CANNES, France (AP) -- Leaders of the world's 20 most powerful economies failed to agree on how to increase the firepower of the International Monetary Fund, so that it can help stem the European debt crisis, though they acknowledged its resources should be boosted.
The leaders struggled to reach concrete resolutions at their summit in the French resort of Cannes that has focused on Greece's political turmoil and worries about Italy that are threatening the world economy.
``It's important that the IMF sees its resources reinforced,'' European Commission President Jose Manuel Barroso told reporters.
European Council President Herman Van Rompuy, left, and European Commission President Jose Manuel Barroso participate in a media conference at a G20 summit in Cannes, France on Friday. (AP-Yonhap News)
He said that Italy had also asked the IMF for help monitoring its budgetary and structural reforms.
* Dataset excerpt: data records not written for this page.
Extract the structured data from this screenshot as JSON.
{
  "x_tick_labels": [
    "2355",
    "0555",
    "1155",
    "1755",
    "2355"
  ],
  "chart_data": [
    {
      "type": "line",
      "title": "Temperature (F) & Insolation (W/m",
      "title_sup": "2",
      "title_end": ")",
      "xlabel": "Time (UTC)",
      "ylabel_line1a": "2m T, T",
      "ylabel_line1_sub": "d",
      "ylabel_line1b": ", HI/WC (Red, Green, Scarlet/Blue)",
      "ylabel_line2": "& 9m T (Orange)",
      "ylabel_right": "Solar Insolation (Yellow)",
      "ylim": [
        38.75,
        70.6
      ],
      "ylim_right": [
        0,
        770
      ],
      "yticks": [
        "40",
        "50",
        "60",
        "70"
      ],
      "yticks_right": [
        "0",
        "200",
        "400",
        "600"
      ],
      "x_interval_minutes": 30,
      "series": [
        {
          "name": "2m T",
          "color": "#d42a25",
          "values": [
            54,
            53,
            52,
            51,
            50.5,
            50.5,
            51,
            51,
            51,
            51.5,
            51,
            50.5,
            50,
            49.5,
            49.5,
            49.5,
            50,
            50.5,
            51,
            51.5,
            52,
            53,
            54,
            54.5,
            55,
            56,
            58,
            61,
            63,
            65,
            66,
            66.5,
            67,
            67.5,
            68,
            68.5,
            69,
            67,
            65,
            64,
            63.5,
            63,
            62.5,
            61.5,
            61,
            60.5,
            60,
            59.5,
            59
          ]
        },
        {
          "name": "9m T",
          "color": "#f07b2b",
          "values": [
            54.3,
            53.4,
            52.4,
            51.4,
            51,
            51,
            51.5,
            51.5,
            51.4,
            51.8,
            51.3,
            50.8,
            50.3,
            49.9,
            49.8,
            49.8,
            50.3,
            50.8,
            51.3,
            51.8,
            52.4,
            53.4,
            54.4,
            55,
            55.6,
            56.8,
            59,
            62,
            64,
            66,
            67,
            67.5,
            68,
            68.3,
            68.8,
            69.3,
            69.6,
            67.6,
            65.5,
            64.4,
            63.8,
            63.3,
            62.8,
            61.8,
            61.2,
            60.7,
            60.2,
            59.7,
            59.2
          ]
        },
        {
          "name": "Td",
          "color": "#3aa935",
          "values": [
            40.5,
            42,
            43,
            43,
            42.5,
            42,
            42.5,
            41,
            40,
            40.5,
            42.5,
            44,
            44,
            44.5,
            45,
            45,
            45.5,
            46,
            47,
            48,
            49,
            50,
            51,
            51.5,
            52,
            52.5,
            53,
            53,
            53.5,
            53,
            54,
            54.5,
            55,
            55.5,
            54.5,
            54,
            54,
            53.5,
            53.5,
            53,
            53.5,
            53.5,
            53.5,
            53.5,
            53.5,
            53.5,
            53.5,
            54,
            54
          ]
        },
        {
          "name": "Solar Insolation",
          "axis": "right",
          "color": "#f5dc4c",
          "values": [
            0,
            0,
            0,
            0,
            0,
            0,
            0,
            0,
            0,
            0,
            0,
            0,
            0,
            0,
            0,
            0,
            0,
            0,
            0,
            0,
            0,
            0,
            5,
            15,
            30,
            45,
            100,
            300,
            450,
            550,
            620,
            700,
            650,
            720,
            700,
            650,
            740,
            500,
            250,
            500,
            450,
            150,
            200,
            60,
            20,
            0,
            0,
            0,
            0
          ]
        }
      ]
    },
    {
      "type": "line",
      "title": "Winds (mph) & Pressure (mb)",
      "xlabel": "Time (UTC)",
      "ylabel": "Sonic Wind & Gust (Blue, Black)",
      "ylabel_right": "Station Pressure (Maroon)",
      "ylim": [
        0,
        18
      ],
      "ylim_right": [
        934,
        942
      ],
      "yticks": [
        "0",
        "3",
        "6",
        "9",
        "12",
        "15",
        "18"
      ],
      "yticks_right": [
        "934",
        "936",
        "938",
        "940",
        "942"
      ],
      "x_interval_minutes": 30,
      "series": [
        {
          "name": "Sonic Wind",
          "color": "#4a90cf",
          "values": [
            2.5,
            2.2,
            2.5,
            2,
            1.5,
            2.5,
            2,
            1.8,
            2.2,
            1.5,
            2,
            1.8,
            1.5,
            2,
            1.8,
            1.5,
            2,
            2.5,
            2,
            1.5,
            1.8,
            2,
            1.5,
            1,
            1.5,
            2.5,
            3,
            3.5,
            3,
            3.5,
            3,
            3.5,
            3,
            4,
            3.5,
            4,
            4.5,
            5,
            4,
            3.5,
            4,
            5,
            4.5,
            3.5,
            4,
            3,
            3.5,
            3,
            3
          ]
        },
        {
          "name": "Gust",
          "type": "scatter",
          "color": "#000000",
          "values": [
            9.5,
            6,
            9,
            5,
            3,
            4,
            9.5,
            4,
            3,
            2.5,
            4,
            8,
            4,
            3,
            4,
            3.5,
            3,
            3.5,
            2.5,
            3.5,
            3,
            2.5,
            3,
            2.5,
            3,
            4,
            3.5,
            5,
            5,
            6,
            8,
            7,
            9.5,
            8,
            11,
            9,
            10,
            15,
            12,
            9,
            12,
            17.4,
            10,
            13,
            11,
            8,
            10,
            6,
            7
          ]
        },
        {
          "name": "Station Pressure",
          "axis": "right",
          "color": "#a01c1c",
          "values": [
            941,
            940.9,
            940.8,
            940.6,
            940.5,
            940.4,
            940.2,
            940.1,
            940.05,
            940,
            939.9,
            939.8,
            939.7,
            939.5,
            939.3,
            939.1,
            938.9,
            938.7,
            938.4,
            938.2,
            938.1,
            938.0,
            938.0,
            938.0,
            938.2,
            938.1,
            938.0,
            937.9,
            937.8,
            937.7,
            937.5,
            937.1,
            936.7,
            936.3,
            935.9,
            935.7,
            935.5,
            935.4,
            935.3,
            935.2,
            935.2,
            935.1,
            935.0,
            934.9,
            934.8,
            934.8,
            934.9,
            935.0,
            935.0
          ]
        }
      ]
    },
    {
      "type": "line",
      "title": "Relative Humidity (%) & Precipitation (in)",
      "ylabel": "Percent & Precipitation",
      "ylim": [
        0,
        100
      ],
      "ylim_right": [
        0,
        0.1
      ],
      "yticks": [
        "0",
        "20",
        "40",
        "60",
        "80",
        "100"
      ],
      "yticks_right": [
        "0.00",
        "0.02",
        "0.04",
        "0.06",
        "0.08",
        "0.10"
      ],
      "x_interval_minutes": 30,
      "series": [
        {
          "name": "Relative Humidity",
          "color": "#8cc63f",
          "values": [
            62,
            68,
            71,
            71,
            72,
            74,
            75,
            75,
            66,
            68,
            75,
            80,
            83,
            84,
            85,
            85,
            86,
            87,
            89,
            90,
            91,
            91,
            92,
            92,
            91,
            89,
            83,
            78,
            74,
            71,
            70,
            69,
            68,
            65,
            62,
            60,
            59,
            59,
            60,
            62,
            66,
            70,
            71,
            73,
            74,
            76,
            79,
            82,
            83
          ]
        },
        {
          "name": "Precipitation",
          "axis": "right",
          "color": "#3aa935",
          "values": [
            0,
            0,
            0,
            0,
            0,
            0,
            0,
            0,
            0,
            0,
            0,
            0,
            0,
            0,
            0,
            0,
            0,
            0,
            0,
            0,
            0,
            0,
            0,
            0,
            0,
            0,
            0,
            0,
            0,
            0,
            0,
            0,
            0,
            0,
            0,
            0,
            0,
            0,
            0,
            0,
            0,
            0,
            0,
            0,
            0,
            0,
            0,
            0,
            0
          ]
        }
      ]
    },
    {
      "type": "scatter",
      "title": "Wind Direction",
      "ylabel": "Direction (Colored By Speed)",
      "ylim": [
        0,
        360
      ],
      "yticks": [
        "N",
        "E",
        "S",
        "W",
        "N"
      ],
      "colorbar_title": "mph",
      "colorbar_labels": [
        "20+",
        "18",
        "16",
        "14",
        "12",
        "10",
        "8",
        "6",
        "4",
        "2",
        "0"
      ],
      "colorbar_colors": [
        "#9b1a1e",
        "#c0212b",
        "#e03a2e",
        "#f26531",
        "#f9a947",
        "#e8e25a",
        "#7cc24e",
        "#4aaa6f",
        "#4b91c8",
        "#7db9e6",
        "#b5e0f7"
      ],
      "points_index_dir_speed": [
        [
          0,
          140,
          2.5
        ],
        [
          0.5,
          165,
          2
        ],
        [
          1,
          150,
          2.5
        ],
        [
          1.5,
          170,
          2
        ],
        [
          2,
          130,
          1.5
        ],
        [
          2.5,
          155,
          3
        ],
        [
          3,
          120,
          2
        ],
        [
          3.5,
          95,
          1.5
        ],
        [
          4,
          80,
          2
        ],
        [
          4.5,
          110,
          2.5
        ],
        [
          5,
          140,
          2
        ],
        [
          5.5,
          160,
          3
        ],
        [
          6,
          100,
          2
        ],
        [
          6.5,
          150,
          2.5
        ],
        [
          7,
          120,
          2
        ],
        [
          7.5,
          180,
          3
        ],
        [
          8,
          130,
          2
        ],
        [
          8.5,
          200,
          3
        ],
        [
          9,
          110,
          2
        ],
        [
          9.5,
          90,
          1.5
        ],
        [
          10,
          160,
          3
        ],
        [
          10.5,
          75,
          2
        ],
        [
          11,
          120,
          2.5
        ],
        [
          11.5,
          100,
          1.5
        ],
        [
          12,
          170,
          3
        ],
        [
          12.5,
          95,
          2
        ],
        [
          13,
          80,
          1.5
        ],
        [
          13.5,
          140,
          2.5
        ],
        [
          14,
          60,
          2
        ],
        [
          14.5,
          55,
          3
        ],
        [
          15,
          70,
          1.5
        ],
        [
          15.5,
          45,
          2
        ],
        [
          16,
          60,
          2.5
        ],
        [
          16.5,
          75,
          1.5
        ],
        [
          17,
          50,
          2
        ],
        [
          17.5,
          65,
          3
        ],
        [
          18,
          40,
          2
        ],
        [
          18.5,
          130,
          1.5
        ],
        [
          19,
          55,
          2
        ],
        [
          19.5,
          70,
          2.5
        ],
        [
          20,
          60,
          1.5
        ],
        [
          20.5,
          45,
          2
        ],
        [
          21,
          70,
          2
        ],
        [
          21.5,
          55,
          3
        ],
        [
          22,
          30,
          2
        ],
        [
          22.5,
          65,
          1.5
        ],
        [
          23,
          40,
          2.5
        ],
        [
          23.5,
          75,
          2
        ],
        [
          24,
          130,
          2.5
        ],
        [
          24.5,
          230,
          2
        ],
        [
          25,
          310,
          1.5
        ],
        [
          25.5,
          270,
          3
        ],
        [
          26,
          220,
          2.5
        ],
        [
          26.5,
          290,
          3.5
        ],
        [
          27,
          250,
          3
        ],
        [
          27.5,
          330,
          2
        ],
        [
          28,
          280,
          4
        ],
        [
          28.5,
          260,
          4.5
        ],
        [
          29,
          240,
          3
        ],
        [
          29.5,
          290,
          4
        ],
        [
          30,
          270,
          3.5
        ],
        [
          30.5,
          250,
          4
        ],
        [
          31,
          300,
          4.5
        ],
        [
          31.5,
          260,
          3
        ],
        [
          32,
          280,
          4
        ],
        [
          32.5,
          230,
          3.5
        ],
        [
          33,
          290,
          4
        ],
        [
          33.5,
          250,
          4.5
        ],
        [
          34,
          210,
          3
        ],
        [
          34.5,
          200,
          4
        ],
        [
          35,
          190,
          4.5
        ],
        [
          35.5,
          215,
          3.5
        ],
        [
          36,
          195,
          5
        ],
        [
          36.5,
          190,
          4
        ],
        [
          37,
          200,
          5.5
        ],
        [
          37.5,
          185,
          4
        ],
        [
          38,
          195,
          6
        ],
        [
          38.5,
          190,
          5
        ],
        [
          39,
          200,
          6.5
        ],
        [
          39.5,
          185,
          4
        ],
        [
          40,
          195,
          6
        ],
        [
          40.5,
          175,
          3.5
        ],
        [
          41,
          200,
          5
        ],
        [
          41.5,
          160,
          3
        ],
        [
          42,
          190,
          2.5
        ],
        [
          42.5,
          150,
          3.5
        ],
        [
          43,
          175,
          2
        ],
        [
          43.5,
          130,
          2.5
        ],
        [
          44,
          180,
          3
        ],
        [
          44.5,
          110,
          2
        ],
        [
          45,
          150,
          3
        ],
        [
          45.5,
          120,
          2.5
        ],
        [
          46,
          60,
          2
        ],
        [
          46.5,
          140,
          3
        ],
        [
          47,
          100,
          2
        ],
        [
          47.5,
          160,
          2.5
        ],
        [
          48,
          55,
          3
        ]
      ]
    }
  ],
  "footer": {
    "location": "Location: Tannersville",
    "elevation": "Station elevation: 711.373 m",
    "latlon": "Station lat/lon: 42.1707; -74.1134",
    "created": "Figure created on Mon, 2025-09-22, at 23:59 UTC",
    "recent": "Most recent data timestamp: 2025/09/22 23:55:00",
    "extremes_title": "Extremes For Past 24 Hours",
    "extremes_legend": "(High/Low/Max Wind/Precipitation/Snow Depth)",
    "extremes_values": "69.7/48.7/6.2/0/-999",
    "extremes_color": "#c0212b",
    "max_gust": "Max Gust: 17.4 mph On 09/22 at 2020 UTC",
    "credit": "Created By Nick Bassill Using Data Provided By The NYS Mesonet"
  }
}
Doubts have grown over whether Italian Prime Minister Silvio Berlusconi will have the political strength to implement promised reform measures meant to revive the country's lackluster economy and bring down its massive debt.
Leaders of the world's biggest economies were focusing on strengthening the IMF as they scrambled for ways to help Europe contain its raging debt crisis without worsening their own money troubles. European and non-European countries disagree about how to better use the IMF _ the institution that was set up as the lender of last resort for struggling governments after World War II _ to help.
With their own finances already stretched from bailing out Greece, Ireland and Portugal _ and traditional allies like the United States wrestling with their own problems _ eurozone countries are looking to the IMF to use its resources and rescue experience to help prevent the debt crisis from spreading to large economies like Italy and Spain.
But within the IMF, the powers have shifted.
Until two years ago, the IMF _ dominated by the traditional powers in Europe and the U.S. _ mostly applied the painful adjustment programs that are attached to its financial lifelines to poor and emerging economies in Asia, Latin America and Africa.
Now, it's growing powers like China, Brazil and South Africa that have to decide whether helping Europe is a worthy investment.